HermitianSpaces: an Adjoint property proof (help)

[emlio]

Homework Statement

$$V$$ is a linear space over $$C$$, finite n-dimensional

$$h: VxV \rightarrow C$$ is an Hermitian Product, POSITIVE DEFINED

and so

$$(V,h)$$ Hermitian Space
---------------------------------------------------------------

$$L: V \rightarrow V$$, is a Linear Endomorphism of V

$$L^{*}$$ is the ADJOINT of $$L$$

$$h(L(v),w) = h(v,L^{*}(w)) \forall v,w\in V$$ (adjoint definition)

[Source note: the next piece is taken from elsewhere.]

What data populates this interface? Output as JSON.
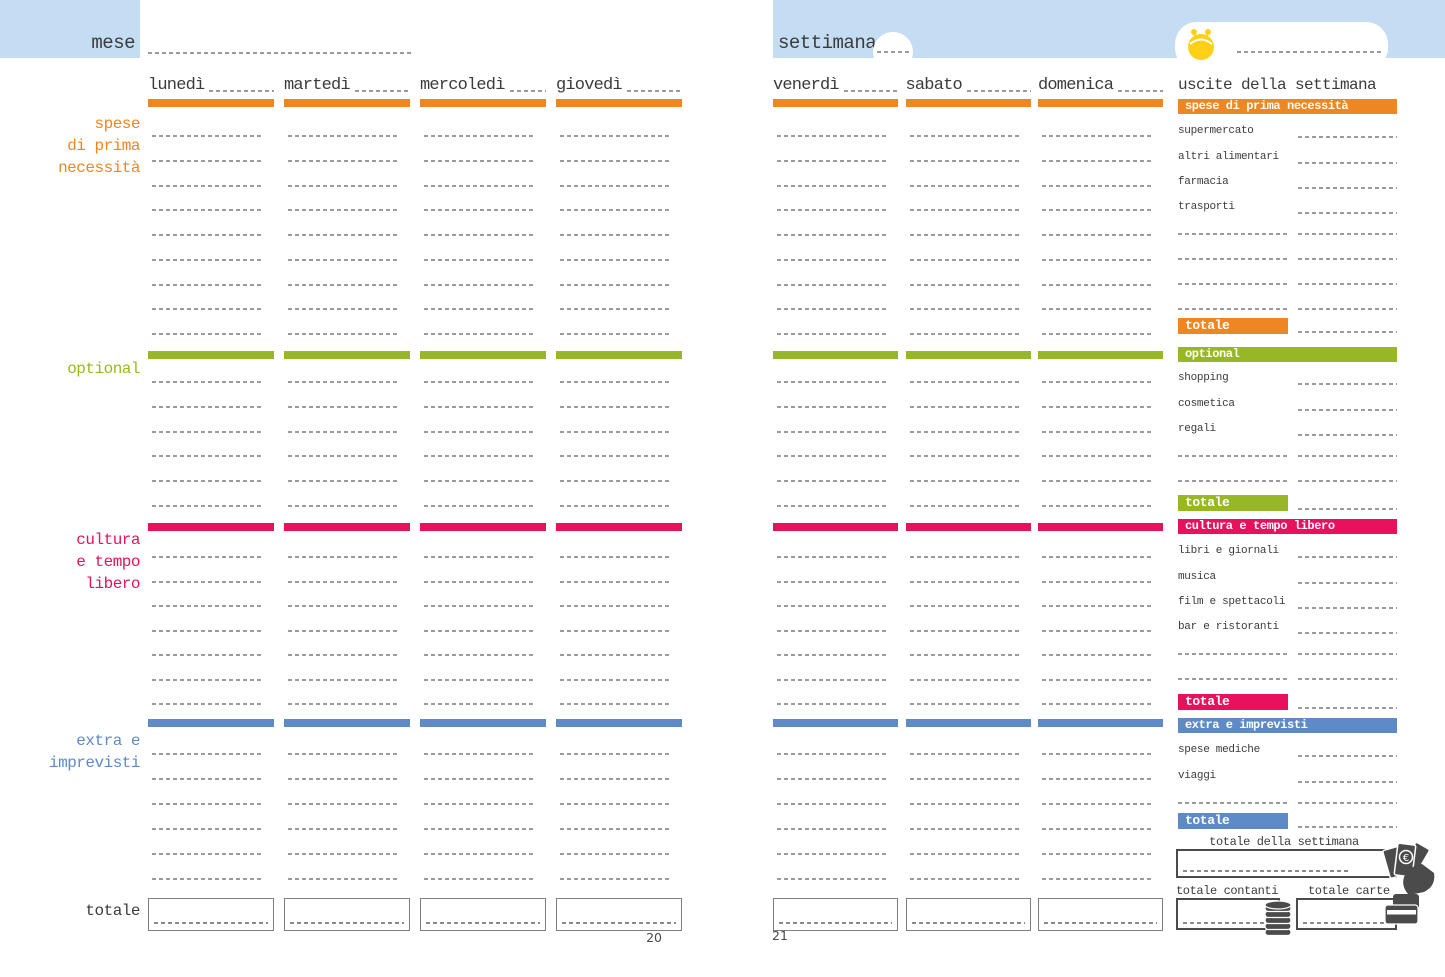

-------------------------------------------------------------------------------
Given:

$$B=\left\{v_{1},v_{2},v_{3},......,v_{n}\right\}$$ is a h-ORTHORNORMAL basis for $$V$$

$$M\itshape^{B}_{B}(L)$$ i.e. matricial representation "from basis B to basis B" of L

$$M\itshape^{B}_{B}(L^{*})$$ i.e. matricial representation "from basis B to basis B" of L* (the adjoint of L)

I need to proof that:

$$M\itshape^{B}_{B}(L^{*})= (M\itshape^{B}_{B}(L))^{*}$$

Please help me, I'm not able to proof it. tnx

 

[Dick]

Start by writing down the expression for the ij_th element of both of those matrices (i.e. what is a general matrix element) in terms of the {v_i}. Now remember '*' of a matrix is the conjugate transpose.

 

[emlio]

Start by writing down the expression for the ij_th element of both of those matrices (i.e. what is a general matrix element) in terms of the {v_i}. Now remember '*' of a matrix is the conjugate transpose.

Tnx for the quick replay, I'll try as you say...

 

[emlio]

I solved it !

$$B=\left\{v_{1},v_{2},v_{3},......,v_{n}\right\}$$ is a h-ORTHORNORMAL basis for $$V$$

------------------------------------------------------------------

$$M\itshape^{B}_{B}(L)=(a_{x,y})$$ j-th Columns is:

$$L(v_{j})= a_{1j}v_{1} +...+a_{nj}v_{n}$$



-------------------------------------------------------------------

$$M\itshape^{B}_{B}(L^{*})=(b_{x,y})$$ k-th COLUMN IS:

$$L^{*}(v_{k})= b_{1j}v_{1}+...+b_{nk}v_{n}$$



-------------------------------------------------------------------


$$h(L(v_{j}),v_{k}) = h(v_{j},L^{*}(v_{k}))$$

$$h( a_{1j}v_{1} +...+a_{nj}v_{n} , v_{k}) = h(v_{j}, b_{1j}v_{1}+...+b_{nk}v_{n})$$

...

applying properties of "h"scalar product and properties of h-ohrtonormal bases

...
$$a_{jk}*h(v_{k},v_{k}) = \bar{b}_{kj}*h(v_{j},v_{j})$$

$$a_{jk} = \bar{b}_{kj}$$


$${b}_{jk} = \bar{a}_{kj}$$ !

 

[emlio]

I solved it !

$$B=\left\{v_{1},v_{2},v_{3},......,v_{n}\right\}$$ is a h-ORTHORNORMAL basis for $$V$$

------------------------------------------------------------------

$$M\itshape^{B}_{B}(L)=(a_{x,y})$$ j-th Columns is:

$$L(v_{j})= a_{1j}v_{1} +...+a_{nj}v_{n}$$



-------------------------------------------------------------------

$$M\itshape^{B}_{B}(L^{*})=(b_{x,y})$$ k-th COLUMN IS:

$$L^{*}(v_{k})= b_{1j}v_{1}+...+b_{nk}v_{n}$$



-------------------------------------------------------------------


$$h(L(v_{j}),v_{k}) = h(v_{j},L^{*}(v_{k}))$$

$$h( a_{1j}v_{1} +...+a_{nj}v_{n} , v_{k}) = h(v_{j}, b_{1j}v_{1}+...+b_{nk}v_{n})$$

...

applying properties of "h"scalar product and properties of h-ohrtonormal bases

...
$$a_{jk}*h(v_{k},v_{k}) = \bar{b}_{kj}*h(v_{j},v_{j})$$

$$a_{jk} = \bar{b}_{kj}$$


$${b}_{jk} = \bar{a}_{kj}$$ !

There are some typing errors, I've written "j" instead of "k" in some parts, the proof is ok

 

[Dick]

Looks like the idea is right. Good job.